“One Good Thing” is Bad

WZZM Grand Rapids, Michigan [Tegna]

Tegna’s WZZM in Grand Rapids, Michigan has a series of reports called “One Good Thing”.

Today’s report is about a blind woman wo creates art with crayons.

Story format (text version on website):


Quotes from disabled person.

Quotes from non-profit organization leader.

More quotes from disabled person.

Then, event announcement is for a fundraiser that disabled person cannot participate in. A  blind person who can draw with crayons  may not be able to play golf.

The text version of the story ends with “Do you have a deeply personal story with a call to action?” followed by an email address.

The anchor ends the televised version saying that the person featured in the story is inspiring.

For drawing with crayons.

The website image for the story shows the featured disabled person in a wheelchair.

So, she can’t play golf.

An article on Psychology Today’s website explains what this type of story is,

A TEDx Talk on YouTube defines it,

WZZM “One Good Thing”, as well as similar reports in other media, objectifies disabled people.

How may of these stories will inspire the non-disabled people to change things that actually help disabled people?

How does this story inspire the news anchor?

This article from Respect Ability explains in detail what the problem is. “Uplifting stories about disabled people completing everyday tasks” best describes this WZZM news story.

Drawing with crayons is not a news story. Working towards being a public speaker and author, is newsworthy.

However, WZZM did interview the disabled person. This is why I ask if a disabled person is included in the story in my news commentary.
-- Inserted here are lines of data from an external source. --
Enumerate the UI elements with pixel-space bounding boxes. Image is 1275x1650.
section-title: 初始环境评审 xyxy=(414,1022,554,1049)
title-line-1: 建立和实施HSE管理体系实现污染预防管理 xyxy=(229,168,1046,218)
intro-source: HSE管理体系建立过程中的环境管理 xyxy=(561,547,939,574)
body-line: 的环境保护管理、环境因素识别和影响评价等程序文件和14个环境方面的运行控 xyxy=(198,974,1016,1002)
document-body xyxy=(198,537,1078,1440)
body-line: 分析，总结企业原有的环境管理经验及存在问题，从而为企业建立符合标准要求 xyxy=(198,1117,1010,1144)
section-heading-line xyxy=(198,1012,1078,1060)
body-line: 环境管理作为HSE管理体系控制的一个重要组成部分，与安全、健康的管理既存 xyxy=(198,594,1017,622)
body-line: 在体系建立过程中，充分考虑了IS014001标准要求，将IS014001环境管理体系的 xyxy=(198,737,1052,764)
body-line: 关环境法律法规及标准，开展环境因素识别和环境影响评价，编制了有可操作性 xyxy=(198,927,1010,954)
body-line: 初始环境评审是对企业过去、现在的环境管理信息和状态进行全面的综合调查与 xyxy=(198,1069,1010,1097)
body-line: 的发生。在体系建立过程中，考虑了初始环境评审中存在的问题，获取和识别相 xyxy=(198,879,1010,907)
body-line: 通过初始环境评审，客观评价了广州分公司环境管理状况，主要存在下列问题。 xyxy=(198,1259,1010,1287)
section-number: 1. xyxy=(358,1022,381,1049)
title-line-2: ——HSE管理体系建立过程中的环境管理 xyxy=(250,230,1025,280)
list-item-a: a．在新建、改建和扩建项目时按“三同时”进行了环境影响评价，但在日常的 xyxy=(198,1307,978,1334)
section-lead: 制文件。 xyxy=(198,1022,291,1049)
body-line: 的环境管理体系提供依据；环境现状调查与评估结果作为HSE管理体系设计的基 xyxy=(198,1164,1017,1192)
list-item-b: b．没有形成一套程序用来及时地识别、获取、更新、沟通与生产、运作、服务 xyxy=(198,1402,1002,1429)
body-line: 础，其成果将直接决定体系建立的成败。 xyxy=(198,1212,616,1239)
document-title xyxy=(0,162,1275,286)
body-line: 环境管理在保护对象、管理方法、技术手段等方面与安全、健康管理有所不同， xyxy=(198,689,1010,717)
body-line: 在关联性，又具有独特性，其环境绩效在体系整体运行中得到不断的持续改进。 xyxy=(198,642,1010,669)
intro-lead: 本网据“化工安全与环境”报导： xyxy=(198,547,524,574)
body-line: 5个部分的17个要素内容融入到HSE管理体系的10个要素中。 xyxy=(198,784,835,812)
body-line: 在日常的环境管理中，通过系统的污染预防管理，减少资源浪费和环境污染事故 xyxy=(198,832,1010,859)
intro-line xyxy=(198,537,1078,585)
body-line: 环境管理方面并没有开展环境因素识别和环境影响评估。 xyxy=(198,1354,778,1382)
The answer is yes, here. However, future “One Good Thing” stories may not include disabled people.

Ultimately, “One Good Thing” is  a fundraising announcement.

But the call to action is for a fundraising event in which someone in a wheelchair can’t play.

The station has a history with the  Jerry Lewis Telethon, with local cut-ins.

This could have been two separate stories: the disabled person, then the fundraiser. Combining them essentially made an adult woman a poster child for the non-profit home where she lives.